Franck, qui a fui la ferme familiale, ressent le besoin d’y retourner, 10 ans après l’avoir quittée. « Alexandre ne comprenait pas que son aîné ait l’envie de quitter tout ça. Au fil des mois s’accentuait chez lui le sentiment de trahison ».

“Elle sait aussi que sa vie on ne la refait pas, c’est juste l’ancienne sur laquelle on insiste”
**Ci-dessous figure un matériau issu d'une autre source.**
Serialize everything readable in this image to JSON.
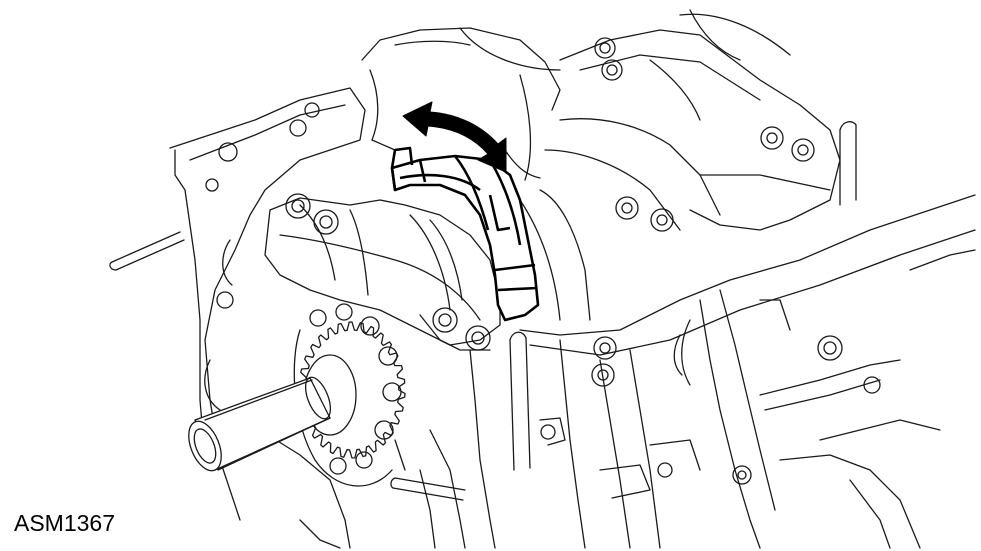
{
  "figure": {
    "code": "ASM1367",
    "line_color": "#1a1a1a",
    "arrow_color": "#000000",
    "background": "#ffffff"
  },
  "icons": {
    "double_arrow": "curved-double-arrow-icon",
    "sprocket": "crankshaft-sprocket-icon"
  }
}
Après le cimetière, à l’enterrement d’Alexandre, chacun est reparti dans sa vie : Franck en ville, avec sa caméra pour mener une carrière artistique avec Helena, sa fiancée, couple qui se dénoue après 12 ans de vie commune et rien au bout, pas même un enfant ; Louise en survie, dévorée par la disparition d’Alexandre, qui porte un visage de chagrin, un poids énorme, elle ne tient qu’à un fil. « Rien n’effacera Alexandre, elle le sait, elle sait aussi que sa vie on en la refait pas, c’est juste l’ancienne sur laquelle on insiste ».

Alexandre « le petit » grandit donc à la ferme élevé par les parents de Franck qui ignore son existence. A son arrivée à la ferme, Franck tombe sur ce gamin « solaire » et sur Louise, sa mère. La rencontre entre ces trois êtres arrive comme un arc-en-ciel après la pluie, il y a comme un goût de renouveau, de soleil après les larmes, le tout emporté par l’énergie débordante de ce petit astre de 5 ans qui illumine tout et aide les adultes à renouer.

Ici, à ce point du livre, à la manière d’un Pagnol, la nature tient un rôle prépondérant

Bien qu’étouffante, l’atmosphère s’apaise. Les éléments se mettent en place, on respire, même la table en chêne prend l’air. L’amour s’instille au fil des pages, tout en retenue. Cet amour sans le faire, sans le dire, apparaît dans sa forme la plus puissante au milieu de cette nature prégnante, à la fois destructrice et source de vie. Ici, à ce point du livre, à la manière d’un Pagnol, la nature tient un rôle prépondérant. Personnifiée, elle apparaît comme celle qui sait régénérer par ses multiples charmes ceux chez qui elle a semé le malheur. A l’image de ces deux êtres, liés par le même drame puis par le même amour naissant. Il y a là comme un chiasme dans les sentiments.

De la sensibilité sans misérabilisme, l’audace et le talent qu’il faut pour décider de rendre intéressante une fuite d’eau dans un champ, ce roman, à la fois rural, social et très contemporain, offre une large palette de sentiments humains, explore chaque personnage jusqu’au fond de son âme, en retourne chaque recoin comme un sanglier une terre grasse.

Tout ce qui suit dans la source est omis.